Former House of Anansi publisher Leigh Nash is starting a new independent press.
Assembly Press plans to release its first list in spring 2024. Nash will be publisher of the new venture, with fellow Anansi alumna Debby de Groot responsible for communications and Andrew Faulkner, former managing editor at Invisible Publishing, as strategist.
Assembly Press is billed as a boutique publishing house that will publish fiction, nonfiction, and poetry, with the aim of being “independent, inclusive, and incisive.”
“We’re having so much fun already getting Assembly off the ground, and I’m looking forward to partnering with authors, agents, publishers, and booksellers both here and internationally to see what magic we can make together,” Nash said in a release.
The press will be based in Prince Edward County and Mississauga, with the team working together remotely. Assembly is working on confirming publishing partners, but hopes to work with printers the team has worked with in the past, including Imprimerie Gauvin and Friesens. Sales and distribution deals are already established, including one with Publishers Group Canada.
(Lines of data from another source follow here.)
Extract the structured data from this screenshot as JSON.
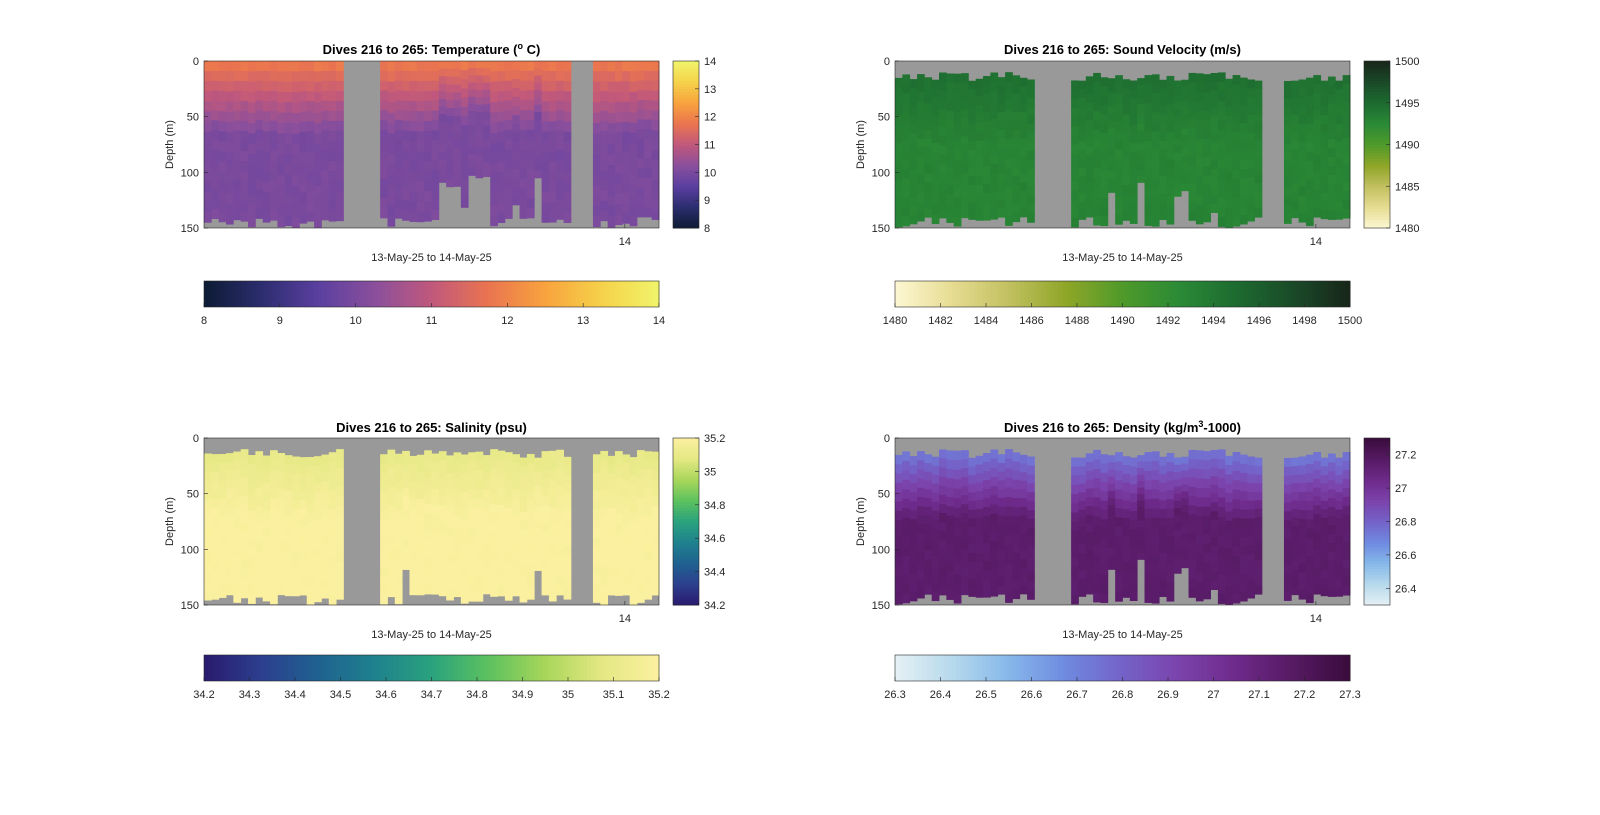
{
  "chart_data": [
    {
      "type": "heatmap",
      "title": "Dives 216 to 265: Temperature (",
      "title_sup": "o",
      "title_end": " C)",
      "ylabel": "Depth (m)",
      "xlabel": "13-May-25 to 14-May-25",
      "y_ticks": [
        "0",
        "50",
        "100",
        "150"
      ],
      "x_tick": "14",
      "ylim": [
        0,
        150
      ],
      "colorbar_right": {
        "min": 8,
        "max": 14,
        "ticks": [
          "8",
          "9",
          "10",
          "11",
          "12",
          "13",
          "14"
        ]
      },
      "colorbar_bottom": {
        "min": 8,
        "max": 14,
        "ticks": [
          "8",
          "9",
          "10",
          "11",
          "12",
          "13",
          "14"
        ]
      },
      "colormap": [
        "#0d1b33",
        "#2b2d6e",
        "#5a3fa0",
        "#8a4f9c",
        "#c0587c",
        "#ea7450",
        "#f8a33e",
        "#f5d24a",
        "#f0f46a"
      ],
      "surface_value": 11.8,
      "bottom_value": 10.0
    },
    {
      "type": "heatmap",
      "title": "Dives 216 to 265: Sound Velocity (m/s)",
      "ylabel": "Depth (m)",
      "xlabel": "13-May-25 to 14-May-25",
      "y_ticks": [
        "0",
        "50",
        "100",
        "150"
      ],
      "x_tick": "14",
      "ylim": [
        0,
        150
      ],
      "colorbar_right": {
        "min": 1480,
        "max": 1500,
        "ticks": [
          "1480",
          "1485",
          "1490",
          "1495",
          "1500"
        ]
      },
      "colorbar_bottom": {
        "min": 1480,
        "max": 1500,
        "ticks": [
          "1480",
          "1482",
          "1484",
          "1486",
          "1488",
          "1490",
          "1492",
          "1494",
          "1496",
          "1498",
          "1500"
        ]
      },
      "colormap": [
        "#fdf7d3",
        "#e6dc92",
        "#c2c060",
        "#8fa628",
        "#4f9a2a",
        "#2a8a36",
        "#1d6b30",
        "#1a4a28",
        "#18261a"
      ],
      "surface_value": 1494.5,
      "bottom_value": 1493.0
    },
    {
      "type": "heatmap",
      "title": "Dives 216 to 265: Salinity (psu)",
      "ylabel": "Depth (m)",
      "xlabel": "13-May-25 to 14-May-25",
      "y_ticks": [
        "0",
        "50",
        "100",
        "150"
      ],
      "x_tick": "14",
      "ylim": [
        0,
        150
      ],
      "colorbar_right": {
        "min": 34.2,
        "max": 35.2,
        "ticks": [
          "34.2",
          "34.4",
          "34.6",
          "34.8",
          "35",
          "35.2"
        ]
      },
      "colorbar_bottom": {
        "min": 34.2,
        "max": 35.2,
        "ticks": [
          "34.2",
          "34.3",
          "34.4",
          "34.5",
          "34.6",
          "34.7",
          "34.8",
          "34.9",
          "35",
          "35.1",
          "35.2"
        ]
      },
      "colormap": [
        "#2a1a6e",
        "#2c3f8e",
        "#1f6190",
        "#1f818e",
        "#2aa27d",
        "#5cc15f",
        "#a8d65a",
        "#e4e883",
        "#fbf0a0"
      ],
      "surface_value": 35.1,
      "bottom_value": 35.2
    },
    {
      "type": "heatmap",
      "title": "Dives 216 to 265: Density (kg/m",
      "title_sup": "3",
      "title_end": "-1000)",
      "ylabel": "Depth (m)",
      "xlabel": "13-May-25 to 14-May-25",
      "y_ticks": [
        "0",
        "50",
        "100",
        "150"
      ],
      "x_tick": "14",
      "ylim": [
        0,
        150
      ],
      "colorbar_right": {
        "min": 26.3,
        "max": 27.3,
        "ticks": [
          "26.4",
          "26.6",
          "26.8",
          "27",
          "27.2"
        ]
      },
      "colorbar_bottom": {
        "min": 26.3,
        "max": 27.3,
        "ticks": [
          "26.3",
          "26.4",
          "26.5",
          "26.6",
          "26.7",
          "26.8",
          "26.9",
          "27",
          "27.1",
          "27.2",
          "27.3"
        ]
      },
      "colormap": [
        "#e6f1f5",
        "#b6d9ec",
        "#86b8ea",
        "#6f8ae0",
        "#7462c8",
        "#7b43ab",
        "#6e2a8a",
        "#561a63",
        "#3a0c3c"
      ],
      "surface_value": 26.75,
      "bottom_value": 27.15
    }
  ],
  "colors": {
    "nodata": "#999999",
    "axis": "#262626"
  }
}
Assembly’s first title will be County Harvest, a follow-up to Natalie Wollenberg and Leigh Nash’s County Heirlooms, and Wollenberg is currently interviewing brewers, winemakers, and distillers in Ontario’s Prince Edward County for the book.
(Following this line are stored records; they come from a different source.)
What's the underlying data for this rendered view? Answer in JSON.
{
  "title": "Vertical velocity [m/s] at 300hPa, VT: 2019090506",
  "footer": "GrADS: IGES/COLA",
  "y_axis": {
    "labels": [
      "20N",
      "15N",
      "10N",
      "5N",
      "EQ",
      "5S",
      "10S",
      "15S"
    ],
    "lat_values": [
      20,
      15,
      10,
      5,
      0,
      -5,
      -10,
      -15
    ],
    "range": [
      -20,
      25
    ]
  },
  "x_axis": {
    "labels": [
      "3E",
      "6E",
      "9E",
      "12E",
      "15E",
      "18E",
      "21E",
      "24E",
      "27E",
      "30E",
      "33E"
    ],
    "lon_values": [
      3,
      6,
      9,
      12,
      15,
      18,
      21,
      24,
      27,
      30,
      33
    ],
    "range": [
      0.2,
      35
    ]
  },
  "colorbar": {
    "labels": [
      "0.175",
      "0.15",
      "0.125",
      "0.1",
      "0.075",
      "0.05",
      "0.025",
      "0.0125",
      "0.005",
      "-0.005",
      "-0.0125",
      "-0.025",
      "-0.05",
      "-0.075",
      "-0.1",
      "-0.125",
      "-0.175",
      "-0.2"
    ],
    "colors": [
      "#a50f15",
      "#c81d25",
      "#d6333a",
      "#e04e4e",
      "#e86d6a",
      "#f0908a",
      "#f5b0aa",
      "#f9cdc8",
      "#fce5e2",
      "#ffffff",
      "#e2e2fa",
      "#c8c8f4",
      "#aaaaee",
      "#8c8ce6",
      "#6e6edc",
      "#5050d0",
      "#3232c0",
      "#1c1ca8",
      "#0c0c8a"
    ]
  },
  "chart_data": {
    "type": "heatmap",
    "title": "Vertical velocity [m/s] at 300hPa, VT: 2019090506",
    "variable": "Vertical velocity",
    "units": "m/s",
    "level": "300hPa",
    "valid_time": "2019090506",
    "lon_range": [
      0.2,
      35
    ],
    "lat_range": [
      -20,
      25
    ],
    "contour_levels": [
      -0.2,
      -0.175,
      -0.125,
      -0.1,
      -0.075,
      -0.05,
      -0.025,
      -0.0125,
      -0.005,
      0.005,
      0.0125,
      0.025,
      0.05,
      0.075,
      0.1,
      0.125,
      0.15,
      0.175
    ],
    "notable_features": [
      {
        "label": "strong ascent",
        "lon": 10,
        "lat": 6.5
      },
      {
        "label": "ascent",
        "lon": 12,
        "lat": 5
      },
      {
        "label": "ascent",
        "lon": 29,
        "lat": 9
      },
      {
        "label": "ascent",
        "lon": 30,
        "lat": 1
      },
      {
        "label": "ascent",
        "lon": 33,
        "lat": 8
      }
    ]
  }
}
Nash says the press is approaching their list and the entire venture “with an intentional sense of experimentation,” so the number of books published may vary from year to year, though will likely be about 10 titles, with a balanced mix of fiction, nonfiction, and poetry.
Assembly expects to release a formal call for submissions soon.
Before her role as publisher at Anansi, Nash was publisher at Invisible Publishing for seven years. She has also worked for Coach House Books and sat on the boards of eBound Canada and the Association of Canadian Publishers. She currently teaches in the Creative Book Publishing program at Humber College.
Faulkner has published two books of poetry and founded a number of literary ventures before Assembly Press, including the Ottawa Arts Review, editing firm Re:word Communications, and the PEP Rally reading series in Picton, Ontario.
De Groot was most recently publicity director at Anansi – and continues to work with the publisher in a freelance capacity. She has also worked in publicity at Key Porter Books, McClelland & Stewart, Penguin Canada, and as an independent freelance publicist.
Nash and de Groot both announced their departures from Anansi earlier this year.